Working with large data using datashader¶
import datashader as ds
import numpy as np
import holoviews as hv
from holoviews import opts
from holoviews.operation.datashader import datashade, shade, dynspread, rasterize
from holoviews.operation import decimate
hv.extension('bokeh','matplotlib')
decimate.max_samples=1000
dynspread.max_px=20
dynspread.threshold=0.5
def random_walk(n, f=5000):
"""Random walk in a 2D space, smoothed with a filter of length f"""
xs = np.convolve(np.random.normal(0, 0.1, size=n), np.ones(f)/f).cumsum()
ys = np.convolve(np.random.normal(0, 0.1, size=n), np.ones(f)/f).cumsum()
xs += 0.1*np.sin(0.1*np.array(range(n-1+f))) # add wobble on x axis
xs += np.random.normal(0, 0.005, size=n-1+f) # add measurement noise
ys += np.random.normal(0, 0.005, size=n-1+f)
return np.column_stack([xs, ys])
def random_cov():
"""Random covariance for use in generating 2D Gaussian distributions"""
A = np.random.randn(2,2)
return np.dot(A, A.T)
def time_series(T = 1, N = 100, mu = 0.1, sigma = 0.1, S0 = 20):
"""Parameterized noisy time series"""
dt = float(T)/N
t = np.linspace(0, T, N)
W = np.random.standard_normal(size = N)
W = np.cumsum(W)*np.sqrt(dt) # standard brownian motion
X = (mu-0.5*sigma**2)*t + sigma*W
S = S0*np.exp(X) # geometric brownian motion
return S
When viewed statically, the plots will not update fully when you zoom and pan.

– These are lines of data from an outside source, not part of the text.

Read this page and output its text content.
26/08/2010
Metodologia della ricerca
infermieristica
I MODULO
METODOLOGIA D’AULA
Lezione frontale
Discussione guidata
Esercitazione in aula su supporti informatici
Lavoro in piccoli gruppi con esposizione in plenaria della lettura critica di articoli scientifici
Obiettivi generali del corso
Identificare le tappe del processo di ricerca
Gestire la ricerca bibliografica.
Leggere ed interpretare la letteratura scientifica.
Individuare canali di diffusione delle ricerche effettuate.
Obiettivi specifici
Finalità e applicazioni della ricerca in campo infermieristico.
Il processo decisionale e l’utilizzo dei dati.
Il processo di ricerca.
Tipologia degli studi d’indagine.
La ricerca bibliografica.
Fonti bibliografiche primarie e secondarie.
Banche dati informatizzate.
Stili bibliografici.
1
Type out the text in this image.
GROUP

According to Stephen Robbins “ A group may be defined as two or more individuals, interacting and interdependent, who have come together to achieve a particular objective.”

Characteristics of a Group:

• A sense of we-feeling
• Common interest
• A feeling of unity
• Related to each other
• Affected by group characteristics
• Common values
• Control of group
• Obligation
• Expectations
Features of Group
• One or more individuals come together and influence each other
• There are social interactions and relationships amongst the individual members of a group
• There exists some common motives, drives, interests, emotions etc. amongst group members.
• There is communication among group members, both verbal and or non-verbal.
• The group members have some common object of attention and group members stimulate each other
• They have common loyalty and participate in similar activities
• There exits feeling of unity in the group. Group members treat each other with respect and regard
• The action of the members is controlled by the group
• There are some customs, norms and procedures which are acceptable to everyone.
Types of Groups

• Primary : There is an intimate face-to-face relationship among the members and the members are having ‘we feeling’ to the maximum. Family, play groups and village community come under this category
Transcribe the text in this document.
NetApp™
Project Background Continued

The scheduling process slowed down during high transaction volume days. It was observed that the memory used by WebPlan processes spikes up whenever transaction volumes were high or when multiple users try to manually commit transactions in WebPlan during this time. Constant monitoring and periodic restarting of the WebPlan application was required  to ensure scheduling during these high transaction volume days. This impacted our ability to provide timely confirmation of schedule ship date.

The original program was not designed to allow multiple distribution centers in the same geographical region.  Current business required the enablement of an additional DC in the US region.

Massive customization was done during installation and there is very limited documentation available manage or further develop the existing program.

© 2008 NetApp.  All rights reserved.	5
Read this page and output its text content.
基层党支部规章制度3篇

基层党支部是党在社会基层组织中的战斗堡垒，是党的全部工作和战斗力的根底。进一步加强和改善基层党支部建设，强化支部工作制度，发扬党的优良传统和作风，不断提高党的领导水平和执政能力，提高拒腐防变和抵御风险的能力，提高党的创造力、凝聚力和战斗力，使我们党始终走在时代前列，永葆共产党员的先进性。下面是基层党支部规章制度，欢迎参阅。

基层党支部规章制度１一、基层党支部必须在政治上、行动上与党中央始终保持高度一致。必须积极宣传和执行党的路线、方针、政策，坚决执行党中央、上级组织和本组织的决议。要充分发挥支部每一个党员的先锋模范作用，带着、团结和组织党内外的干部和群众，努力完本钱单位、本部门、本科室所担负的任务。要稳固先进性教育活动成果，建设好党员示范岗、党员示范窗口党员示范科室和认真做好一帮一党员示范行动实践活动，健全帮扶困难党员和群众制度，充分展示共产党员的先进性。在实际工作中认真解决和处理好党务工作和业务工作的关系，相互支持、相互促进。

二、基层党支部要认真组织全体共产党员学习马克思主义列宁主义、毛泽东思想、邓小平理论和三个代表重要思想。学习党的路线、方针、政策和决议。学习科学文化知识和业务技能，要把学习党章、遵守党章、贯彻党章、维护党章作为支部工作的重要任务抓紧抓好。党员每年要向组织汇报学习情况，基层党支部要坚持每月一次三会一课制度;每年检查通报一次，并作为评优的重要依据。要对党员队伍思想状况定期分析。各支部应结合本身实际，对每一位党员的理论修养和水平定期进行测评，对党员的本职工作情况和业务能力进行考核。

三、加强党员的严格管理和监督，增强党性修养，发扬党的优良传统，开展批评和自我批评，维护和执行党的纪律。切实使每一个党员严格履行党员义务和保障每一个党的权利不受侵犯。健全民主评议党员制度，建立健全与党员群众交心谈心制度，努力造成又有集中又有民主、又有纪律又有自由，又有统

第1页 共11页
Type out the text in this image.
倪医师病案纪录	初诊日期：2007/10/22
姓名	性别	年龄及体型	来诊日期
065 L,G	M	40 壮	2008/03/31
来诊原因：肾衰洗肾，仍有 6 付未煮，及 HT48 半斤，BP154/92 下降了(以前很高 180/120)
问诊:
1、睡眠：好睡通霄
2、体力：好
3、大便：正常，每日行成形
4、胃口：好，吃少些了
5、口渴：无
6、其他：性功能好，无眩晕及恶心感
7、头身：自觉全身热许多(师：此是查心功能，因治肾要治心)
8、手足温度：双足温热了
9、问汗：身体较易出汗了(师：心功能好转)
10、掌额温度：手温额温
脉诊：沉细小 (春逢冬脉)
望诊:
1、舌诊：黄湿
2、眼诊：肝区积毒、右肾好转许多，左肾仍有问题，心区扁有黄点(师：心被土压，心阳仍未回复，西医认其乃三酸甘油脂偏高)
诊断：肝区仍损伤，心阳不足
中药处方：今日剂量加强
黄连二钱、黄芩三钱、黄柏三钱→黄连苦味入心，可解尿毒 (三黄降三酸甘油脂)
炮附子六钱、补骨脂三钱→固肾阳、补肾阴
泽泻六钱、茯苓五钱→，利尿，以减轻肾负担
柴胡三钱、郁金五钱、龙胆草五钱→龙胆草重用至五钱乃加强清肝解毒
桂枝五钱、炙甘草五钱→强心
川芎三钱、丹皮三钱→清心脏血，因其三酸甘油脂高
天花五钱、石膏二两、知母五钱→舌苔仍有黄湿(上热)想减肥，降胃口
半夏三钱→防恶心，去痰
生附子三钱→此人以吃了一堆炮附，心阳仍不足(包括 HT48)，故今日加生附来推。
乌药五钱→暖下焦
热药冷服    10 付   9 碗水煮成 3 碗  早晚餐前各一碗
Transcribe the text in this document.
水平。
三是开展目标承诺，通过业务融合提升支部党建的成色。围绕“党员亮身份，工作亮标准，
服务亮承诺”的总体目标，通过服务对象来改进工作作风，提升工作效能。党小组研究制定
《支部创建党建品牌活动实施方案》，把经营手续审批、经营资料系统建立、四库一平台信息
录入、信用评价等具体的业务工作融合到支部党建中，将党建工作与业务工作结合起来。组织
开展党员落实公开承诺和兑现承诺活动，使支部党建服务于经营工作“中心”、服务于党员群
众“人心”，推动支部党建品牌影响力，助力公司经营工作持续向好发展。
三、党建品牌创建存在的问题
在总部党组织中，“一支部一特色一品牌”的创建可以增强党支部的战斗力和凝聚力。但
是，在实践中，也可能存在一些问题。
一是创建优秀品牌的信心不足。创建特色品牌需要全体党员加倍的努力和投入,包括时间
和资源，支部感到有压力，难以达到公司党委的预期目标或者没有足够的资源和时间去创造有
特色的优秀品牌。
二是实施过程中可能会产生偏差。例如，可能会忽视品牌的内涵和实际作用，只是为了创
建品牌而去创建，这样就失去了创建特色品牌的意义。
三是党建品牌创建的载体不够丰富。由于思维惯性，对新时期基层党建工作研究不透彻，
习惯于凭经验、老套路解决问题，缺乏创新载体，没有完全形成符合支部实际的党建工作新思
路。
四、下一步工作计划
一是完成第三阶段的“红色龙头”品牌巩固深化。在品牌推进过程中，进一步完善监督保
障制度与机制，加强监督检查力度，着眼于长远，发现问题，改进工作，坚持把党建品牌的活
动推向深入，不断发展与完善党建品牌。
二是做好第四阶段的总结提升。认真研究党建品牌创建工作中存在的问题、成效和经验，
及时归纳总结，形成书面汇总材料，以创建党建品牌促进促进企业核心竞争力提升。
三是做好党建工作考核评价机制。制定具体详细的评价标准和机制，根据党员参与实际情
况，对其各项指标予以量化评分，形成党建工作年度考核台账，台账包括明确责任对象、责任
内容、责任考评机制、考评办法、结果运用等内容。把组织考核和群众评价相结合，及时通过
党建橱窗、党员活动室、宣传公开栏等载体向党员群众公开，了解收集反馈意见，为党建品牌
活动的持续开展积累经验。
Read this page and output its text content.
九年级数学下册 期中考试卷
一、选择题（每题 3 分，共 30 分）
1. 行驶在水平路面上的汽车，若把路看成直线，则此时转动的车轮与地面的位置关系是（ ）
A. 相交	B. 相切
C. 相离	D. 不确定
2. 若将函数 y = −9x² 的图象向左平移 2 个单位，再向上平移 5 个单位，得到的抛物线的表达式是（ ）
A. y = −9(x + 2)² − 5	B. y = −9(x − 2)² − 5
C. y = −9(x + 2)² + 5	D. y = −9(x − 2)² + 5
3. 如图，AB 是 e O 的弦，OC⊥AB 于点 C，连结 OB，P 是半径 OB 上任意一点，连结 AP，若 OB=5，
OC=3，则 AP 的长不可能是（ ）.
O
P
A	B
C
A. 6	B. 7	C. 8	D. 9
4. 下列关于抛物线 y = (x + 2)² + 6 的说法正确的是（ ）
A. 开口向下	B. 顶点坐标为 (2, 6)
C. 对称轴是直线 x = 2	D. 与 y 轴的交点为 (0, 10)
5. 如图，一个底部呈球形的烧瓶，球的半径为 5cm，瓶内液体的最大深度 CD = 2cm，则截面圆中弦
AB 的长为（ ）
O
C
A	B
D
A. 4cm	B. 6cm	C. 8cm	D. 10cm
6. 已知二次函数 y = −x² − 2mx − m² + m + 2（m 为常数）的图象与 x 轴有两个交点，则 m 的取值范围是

Principles of datashading¶
Because HoloViews elements are fundamentally data containers, not visualizations, you can very quickly declare elements such as Points or Path containing datasets that may be as large as the full memory available on your machine (or even larger if using Dask dataframes). So even for very large datasets, you can easily specify a data structure that you can work with for making selections, sampling, aggregations, and so on. However, as soon as you try to visualize it directly with either the matplotlib or bokeh plotting extensions, the rendering process may be prohibitively expensive.
Let's start with a simple example we can visualize as normal:
np.random.seed(1)
points = hv.Points(np.random.multivariate_normal((0,0), [[0.1, 0.1], [0.1, 1.0]], (1000,)),label="Points")
paths = hv.Path([random_walk(2000,30)], label="Paths")
points + paths
These browser-based plots are fully interactive, as you can see if you select the Wheel Zoom or Box Zoom tools and use your scroll wheel or click and drag.
Because all of the data in these plots gets transferred directly into the web browser, the interactive functionality will be available even on a static export of this figure as a web page. Note that even though the visualization above is not computationally expensive, even with just 1000 points as in the scatterplot above, the plot already suffers from overplotting, with later points obscuring previously plotted points.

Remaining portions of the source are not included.